The primary reason I started this blog was that I occasionally spend non-trivial amounts of time contributing to mailing lists discussions. Some of those emails approach short articles and I got fustrated having them disappear into list-archives, sometimes never to be seen again (even when I've gone looking for them).
Not surprisingly my recent blog entry, and associated post to the kowari mailing lists has led to a need to respond with a more carefully reasoned, and less emotional defense than yesterdays rant.
First it has been pointed out that I used the term Abstract Syntax Tree when it would be more correct to refer to the output of sablecc as a Concrete Syntax Tree. I acknowledge this, although I have always found the distinction vague. It always seems to rely on the semantics of the grammar not the syntax. The closest I've come to definition that doesn't make reference to semantics is: "An AST is a CST missing some bits"; which of course implies CST is a subtype of AST forall values of some == none.
However as this post is not dealing specifically with sablecc, but rather with parser generators in general, and with their interaction with the visitor pattern in particular, I will continue to use the more general term AST as it is more appropriate given the existence of tools such as javacc that permit the definition of an AST directly within the grammar file.
I was pointed at http://nat.truemesh.com/archives/000531.html for a discussion of new features in sablecc to make the use of the visitor pattern more palateable. Indeed these features are going to be useful, however they only demonstrate my point.
Defining the abstract syntax tree and writing transformations from to concrete to abstract tree is quite an effort, and then you have to write your own visitor classes to process that tree.Exactly the same argument applies if what you are wanting is 3-address code, or a rmi-enabled Query object (which is want Kowari is generating). What the author of sablecc is slowly learning is that the authors of cups, yacc, and antlr whose products he dismissed so casually in his thesis actually did know what they were doing.

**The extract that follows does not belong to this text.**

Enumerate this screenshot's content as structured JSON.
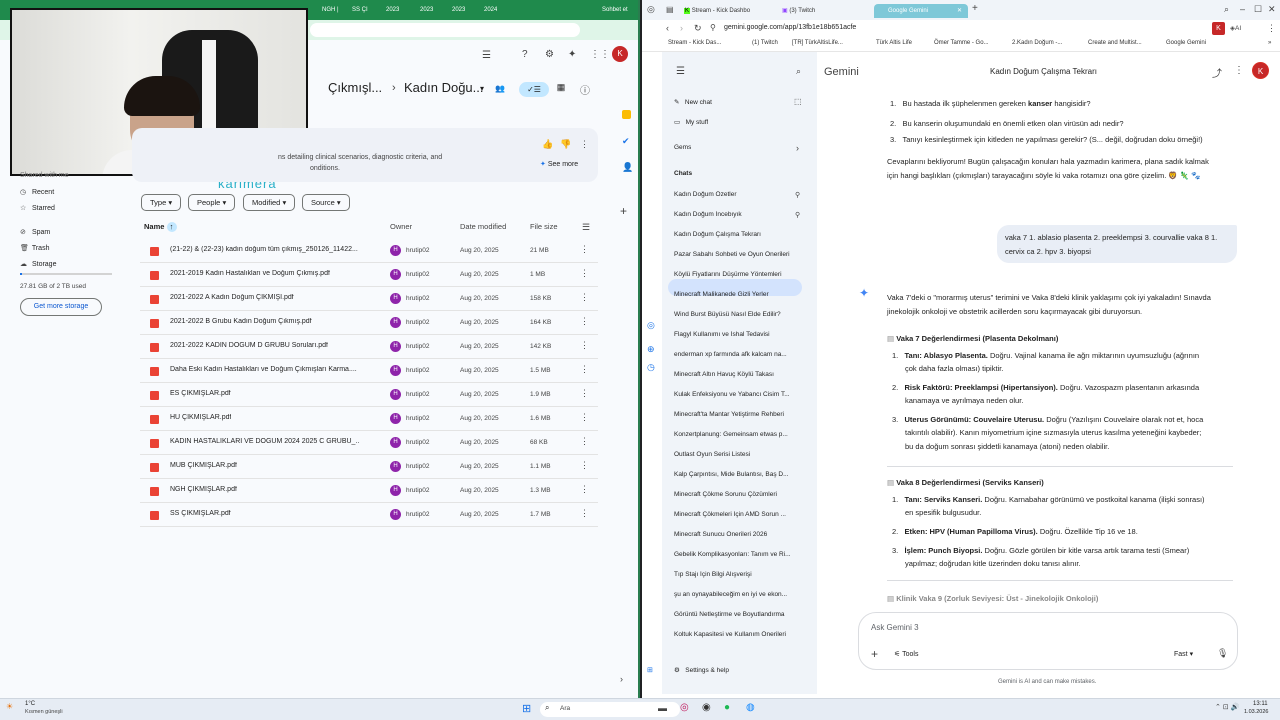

Ultimately the Lex -> Parse -> Semantic Analysis stage of a compiler is not suited to an OO based design, and no attempt to shoehorn this into an OO framework is going to be as effective as recognising this and working with the grain of the problem. You can see this clearly illustrated if you look at the actual Parser.java file generated by sablecc. It is not object oriented in the slightest, rather it is a massive automaton (itql has 205 states), with each state associated with a small fragment of functional code. This accurately reflects the nature of the problem. That the the user is then presented an interface that ignores this underlying reality in favour of ideological purity is unfortunate.
The only justification given is that it allows the semantic analysis to be seperated from the grammar defintion. But then the seperation of the first stage SA from grammar is undesirable, so this is a moot point. A stage-1 SA must follow the exact shape of the productions in the grammar. As structure is very awkward to keep synchronised, DRY dictates that this structure should be defined in exactly one place. Moreover the as the parser is completely defined by the structure, don't think of the 'grammar' file as the parser's grammar; think of it as the stage-1 SA definition. The parser just happens to be generated directly from a simple structural analysis of the SA definition. I have written numerous parsers, they cease being difficult when you stop trying to think of them in imperative terms, but consider them as declarative definitions of symbolic tree transformations. Anyone having trouble with this concept should reread sections 5.1-5.4 of Aho/Sethi/Ullman (Dragon Book).
Parsing is easy. Semantics is not. The visitor pattern results in a very clean elegant interface to the parser, and makes the parser writers life easy. However it wasn't a fundamentally hard life to begin with, and the decision results in scattering the semantic analysis code as 1-3 line fragments across dozens of files (unless you do what kowari does and breaks encapsulation). To the extent you follow the pattern, you need a visitor for each unique synthesised attribute. What is generally a one line annotation on an EBNF grammar becomes an entire class. If you allow apply() to return a synthesised attribute, you can normally reduce the number of classes by combining visitors. Be aware though that having used this approach myself the price is in maintainability and flexibility as you have to be very careful you avoid undesired interactions between the combined visitors.
Parsing is only occasionally hard; Semantic Analysis is only occasionally easy. We should not be trying to find ways of making parsing easier just because it is easy; rather we should be trying to find ways to make semantic analysis easier precisely because it is hard. We are dealing with a functional problem and trying to find an object-oriented imperative solution is working against the grain, and it leaves me wondering, "Why you would bother?".